Organ Donation Could Be Taught in Md. Schools



ANNAPOLIS (March 13, 2019)—Several bills progressing in the Maryland General Assembly would provide support for living organ or tissue donors, and educate high school students about becoming a donor.

Sponsored by Sen. Shirley Nathan-Pulliam, D-Baltimore City and County, Senate bill 954 could require county boards of education to begin teaching students about organ donation in public schools starting in the 2020-2021 school year.

That bill, and an identical piece of legislation sponsored by Delegate Pam Queen, D-Montgomery, are intended to begin teaching students about organ donation at the age of 14, before they receive their driver's licenses and decide whether they want to be a donor, Queen said.

This bill is intended to get more young people registered as organ donors to combat the long waiting list for organ donation, Queen said. The bill is also aimed to promote awareness of live organ donation, she said.

As of February 2018, there were 3,375 people in Maryland waiting on organ donations according to the U.S. Department of Health & Human Services. Almost 2,500 of these people are waiting for a kidney—an organ that can be donated from a living individual—transplanted, according to department data.

In May 2017, Maryland House of Delegates Speaker Michael Busch, D-Anne Arundel, received a living donor liver transplant from his sister, Kathleen Bernhardt, according to a 2018 report from the University of Maryland School of Medicine.

Queen's bill, House bill 567, was heard by a Maryland House of Delegates committee February 21. Nathan-Pulliam's bill is expected to be heard by a Maryland Senate committee Wednesday.

Other Maryland legislation, sponsored by Sen. Brian Feldman, D-Montgomery, would ensure 60 days of unpaid leave for a recovering organ donor and 30 days for a bone marrow donor if the donor's employer has at least 15 employees.

Johns Hopkins University's Epidemiology Research Group in Organ Transplantation Director of Data and Analytics Allan Massie told a House committee about his experience as a bone marrow donor.

"In 2013, I won a strange kind of lottery," Massie said. "I was found to be a genetic match for a young child in Utah who I had never met, who had a terminal disease I had never heard of and who hadn't even been born when I joined the marrow registry," he said.

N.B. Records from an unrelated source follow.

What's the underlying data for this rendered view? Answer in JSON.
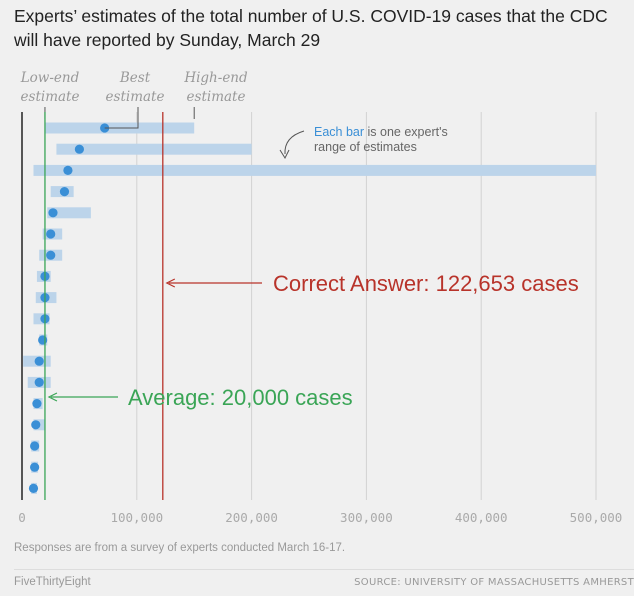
{
  "title": "Experts’ estimates of the total number of U.S. COVID-19 cases that the CDC will have reported by Sunday, March 29",
  "footnote": "Responses are from a survey of experts conducted March 16-17.",
  "brand": "FiveThirtyEight",
  "source": "SOURCE: UNIVERSITY OF MASSACHUSETTS AMHERST",
  "colors": {
    "bar": "#bcd4ea",
    "dot": "#3a8fd6",
    "grid": "#d2d2d2",
    "axis": "#222222",
    "correct": "#b8332a",
    "average": "#3aa556",
    "tick_text": "#aaaaaa",
    "legend_text": "#999999",
    "annotation_text": "#666666",
    "annotation_highlight": "#3a8fd6"
  },
  "chart_data": {
    "type": "bar",
    "orientation": "horizontal range bars with best-estimate dots",
    "xlim": [
      0,
      500000
    ],
    "xticks": [
      0,
      100000,
      200000,
      300000,
      400000,
      500000
    ],
    "xtick_labels": [
      "0",
      "100,000",
      "200,000",
      "300,000",
      "400,000",
      "500,000"
    ],
    "grid": true,
    "legend_labels": {
      "low": [
        "Low-end",
        "estimate"
      ],
      "best": [
        "Best",
        "estimate"
      ],
      "high": [
        "High-end",
        "estimate"
      ]
    },
    "experts": [
      {
        "low": 20000,
        "best": 72000,
        "high": 150000
      },
      {
        "low": 30000,
        "best": 50000,
        "high": 200000
      },
      {
        "low": 10000,
        "best": 40000,
        "high": 500000
      },
      {
        "low": 25000,
        "best": 37000,
        "high": 45000
      },
      {
        "low": 22000,
        "best": 27000,
        "high": 60000
      },
      {
        "low": 18000,
        "best": 25000,
        "high": 35000
      },
      {
        "low": 15000,
        "best": 25000,
        "high": 35000
      },
      {
        "low": 13000,
        "best": 20000,
        "high": 25000
      },
      {
        "low": 12000,
        "best": 20000,
        "high": 30000
      },
      {
        "low": 10000,
        "best": 20000,
        "high": 24000
      },
      {
        "low": 15000,
        "best": 18000,
        "high": 22000
      },
      {
        "low": 1000,
        "best": 15000,
        "high": 25000
      },
      {
        "low": 5000,
        "best": 15000,
        "high": 25000
      },
      {
        "low": 10000,
        "best": 13000,
        "high": 18000
      },
      {
        "low": 10000,
        "best": 12000,
        "high": 20000
      },
      {
        "low": 8000,
        "best": 11000,
        "high": 15000
      },
      {
        "low": 8000,
        "best": 11000,
        "high": 14000
      },
      {
        "low": 8000,
        "best": 10000,
        "high": 13000
      }
    ],
    "annotation": {
      "highlight": "Each bar",
      "rest_line1": " is one expert's",
      "line2": "range of estimates"
    },
    "reference_lines": [
      {
        "name": "correct",
        "value": 122653,
        "label": "Correct Answer: 122,653 cases"
      },
      {
        "name": "average",
        "value": 20000,
        "label": "Average: 20,000 cases"
      }
    ]
  }
}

Because he works for a transplant group, Massie said he didn't have to worry about taking time off after the donation. He said that because not everyone has this luxury, this bill would be necessary to ensure that people can make donations without risking their job.

American Kidney Fund employee Shayla Harris said this bill would continue to encourage people to become living donors like her sister, who donated Harris a life-saving kidney while she was in college in 2010.

"Organ donation saved my life and I believe living organ donors are real-life superheroes," Harris said. "There are thousands of people in our state that need a transplant and whose health and life could be improved by the generosity of a living donor," she said.

Eight other states offer some form of leave for either bone marrow or organ donation, according to the National Kidney Foundation.

Senate bill 705 and a corresponding bill in the Maryland House of Delegates would also prevent insurance companies from prohibiting organ donation or altering an insurance plan based on one's status as a donor, according to the House bill's sponsor, Delegate Eric Luedtke, D-Montgomery.

About a quarter of kidney donors in Maryland have difficulty finding life insurance according to Massie.

A Maryland Senate committee voted favorably with amendments Monday on Senate bill 705. Luedtke's counterpart, House bill 1284, was heard by a Maryland House of Delegates committee Feb. 28.